Der Linkspopulismus ist eine besondere Form des Populismus. Er verwendet Ideen, Sprachregelungen und politische Methoden der politischen Linken. Ziel ist es, weniger privilegierte Bevölkerungsschichten stärker in gesellschaftspolitische Prozesse einzubinden.
Linkspopulismus ist traditionell vor allem in Lateinamerika verbreitet. Doch auch in Europa ist er in einigen Ländern wieder erstarkt. So ist in Spanien seit einigen Jahren die linkspopulistische politische Bewegung "Podemos" aktiv.

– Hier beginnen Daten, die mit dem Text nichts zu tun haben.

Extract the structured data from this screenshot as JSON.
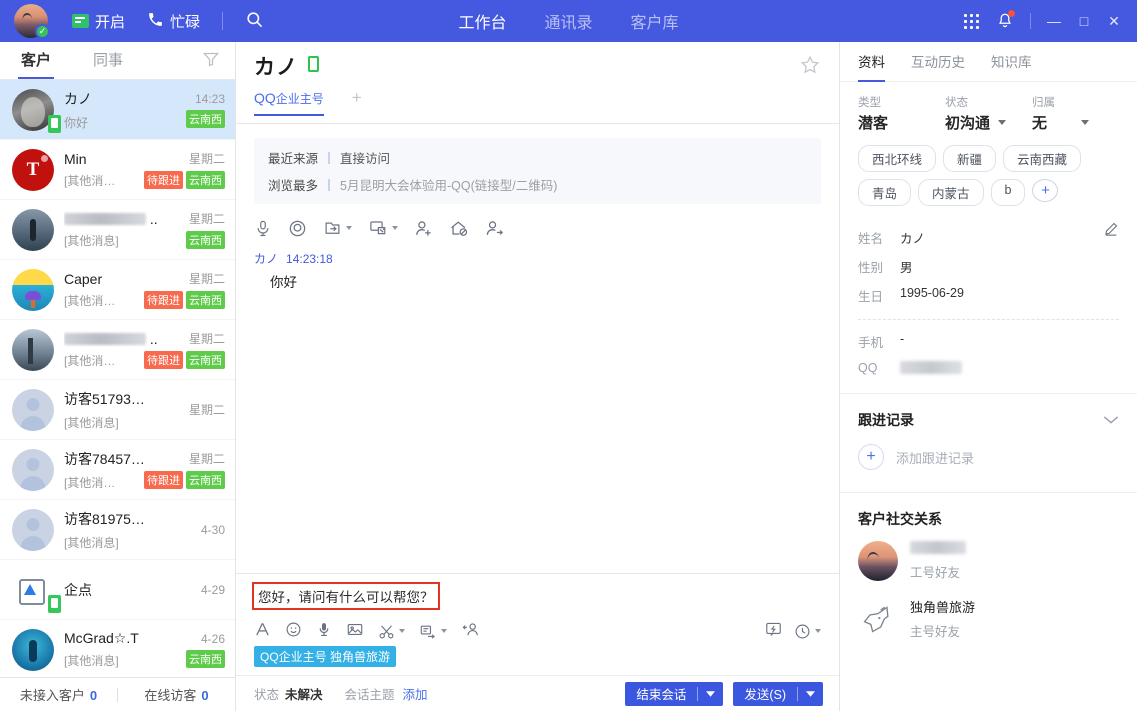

Linker Populismus lenkt die Ängste in der Bevölkerung in eine bestimmte Richtung: die Angst vor Arbeitslosigkeit, prekären Beschäftigungsverhältnissen, Altersarmut und nachlassender sozialer Sicherung soll das „Volk“ gegen den oder die „Gegner“ in Stellung bringen. Diese sind, je nach politischer Schattierung: „die Reichen“, die Globalisierung, der Neoliberalismus, die Eliten, Wohnungskonzerne oder Automobilbauer. Linkspopulismus setzt auf eine Feinddefinition, die den Konflikt betont und den Konsens ablehnt.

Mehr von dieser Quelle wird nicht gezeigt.